The distinctive smell of the most popular recreational drug (after alcohol) is a common scent on the bus, some routes more so than others. Some folks don't even try to hide it, the nostril-flaring aroma boards the bus before they do, a reeky red flag to give away what they were doing while waiting. There's no shame in their game, and it's not a problem on the bus because it didn't happen on the bus. And really, there's rarely a behavioral problem since most of the time everyone stays mellow and loose, a welcome alternative to the derangement that flakka unleashed last year.

The scent is hard to hide, and when it occasionally wafts up to the driver's area, I'm compelled to see what's going on behind me. If there's no smoke, there's no fire and we're all good. Usually I get a whiff of something due to my habit of always having my window open, regardless of temperature. So we could be passing a particular hang out spot, or a partaker could be in the car that just pulled up next to us at a red light. Once we get moving again, the odor is gone.

Other times the smell is not from smoke, but simple exposure to whatever especially strong strain is being rolled that day. A cursory walk-through of the bus at the end of the day reveals the evidence: the unused tobacco contents of a cigarillo in a small pile beneath a seat.

If anything seriously illegal is going on, other passengers are generally good about pointing it out. Then there's the time an older man came up to me and confessed he found a joint on the floor and went to pick it up; it turned out to be a french fry.

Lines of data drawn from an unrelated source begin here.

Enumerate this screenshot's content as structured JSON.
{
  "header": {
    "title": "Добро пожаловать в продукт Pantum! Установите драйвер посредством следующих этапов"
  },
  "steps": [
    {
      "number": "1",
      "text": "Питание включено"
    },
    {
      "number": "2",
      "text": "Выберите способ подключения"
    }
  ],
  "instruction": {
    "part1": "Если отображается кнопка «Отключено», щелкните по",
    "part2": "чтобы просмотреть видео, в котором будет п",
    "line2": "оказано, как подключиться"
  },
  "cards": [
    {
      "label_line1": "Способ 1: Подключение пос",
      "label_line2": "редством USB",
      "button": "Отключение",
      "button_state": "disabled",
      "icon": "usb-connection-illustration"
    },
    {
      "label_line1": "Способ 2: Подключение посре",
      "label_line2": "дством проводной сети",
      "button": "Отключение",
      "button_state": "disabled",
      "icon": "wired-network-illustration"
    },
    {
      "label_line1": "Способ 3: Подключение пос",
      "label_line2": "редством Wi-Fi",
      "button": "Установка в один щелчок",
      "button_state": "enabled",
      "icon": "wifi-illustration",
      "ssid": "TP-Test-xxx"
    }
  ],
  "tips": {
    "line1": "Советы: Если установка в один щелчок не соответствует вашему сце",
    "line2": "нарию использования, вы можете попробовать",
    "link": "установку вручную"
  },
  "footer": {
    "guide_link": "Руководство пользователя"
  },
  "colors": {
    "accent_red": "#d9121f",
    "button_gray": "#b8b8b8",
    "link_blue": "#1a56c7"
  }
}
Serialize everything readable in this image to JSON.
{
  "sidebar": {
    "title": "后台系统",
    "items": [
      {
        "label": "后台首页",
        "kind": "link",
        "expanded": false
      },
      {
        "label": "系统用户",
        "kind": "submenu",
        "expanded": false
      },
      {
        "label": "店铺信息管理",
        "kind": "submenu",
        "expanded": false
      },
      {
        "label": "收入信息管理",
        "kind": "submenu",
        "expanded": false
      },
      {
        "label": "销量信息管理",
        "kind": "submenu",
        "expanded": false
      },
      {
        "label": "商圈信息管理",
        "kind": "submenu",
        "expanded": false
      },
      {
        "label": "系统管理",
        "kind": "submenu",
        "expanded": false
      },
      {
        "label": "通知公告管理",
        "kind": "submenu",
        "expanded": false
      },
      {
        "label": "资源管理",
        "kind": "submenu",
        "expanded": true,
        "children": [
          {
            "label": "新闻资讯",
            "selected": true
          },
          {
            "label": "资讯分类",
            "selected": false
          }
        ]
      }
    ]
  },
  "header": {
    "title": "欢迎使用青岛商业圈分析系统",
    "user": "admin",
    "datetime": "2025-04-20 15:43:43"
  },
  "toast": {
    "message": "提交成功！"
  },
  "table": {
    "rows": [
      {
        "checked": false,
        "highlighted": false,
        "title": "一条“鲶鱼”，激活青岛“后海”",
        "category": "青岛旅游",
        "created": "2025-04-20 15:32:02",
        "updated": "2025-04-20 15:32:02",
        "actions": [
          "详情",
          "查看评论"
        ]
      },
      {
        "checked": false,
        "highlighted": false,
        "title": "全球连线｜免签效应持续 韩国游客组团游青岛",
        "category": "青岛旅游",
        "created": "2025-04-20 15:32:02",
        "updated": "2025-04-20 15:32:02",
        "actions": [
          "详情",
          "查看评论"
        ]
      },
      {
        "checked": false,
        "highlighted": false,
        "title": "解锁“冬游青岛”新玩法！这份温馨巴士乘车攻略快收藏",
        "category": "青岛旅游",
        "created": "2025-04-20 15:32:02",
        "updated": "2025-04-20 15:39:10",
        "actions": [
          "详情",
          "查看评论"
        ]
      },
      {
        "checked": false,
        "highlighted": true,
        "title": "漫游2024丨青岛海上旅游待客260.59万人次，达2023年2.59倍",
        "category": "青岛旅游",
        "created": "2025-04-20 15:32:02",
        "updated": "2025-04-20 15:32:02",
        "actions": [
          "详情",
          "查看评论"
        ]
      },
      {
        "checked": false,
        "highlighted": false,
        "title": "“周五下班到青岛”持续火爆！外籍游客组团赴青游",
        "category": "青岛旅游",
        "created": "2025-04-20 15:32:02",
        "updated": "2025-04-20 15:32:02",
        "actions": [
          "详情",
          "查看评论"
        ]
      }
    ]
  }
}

The flip side of all this piques my curiosity the most. As bus operators controlling heavy equipment and transporting passengers, we're obviously in a safety-sensitive position. Naturally, the County routinely conducts random drug and alcohol testing on its employees. A minuscule percentage of operators may fail the test, but the vast majority value our jobs too much to abuse any substances, so we're among the cleanest people on the bus. Still, some passengers assume we're doing something we shouldn't. This tends to happen at the end of a long shift, when the stress of the day helps us achieve a strung out, bedraggled, bloodshot appearance.

One day on the 40, a youth looked at me knowingly and promised he wouldn't tell, holding his finger to his lips. Most recently on the 50, another young man, a self-confessed fan of the herb nearing the end of a work-release program, studied my visage for a second before we pulled out for my last trip. With a winning grin he delivered the line of the day: "Can I have some of what you on?"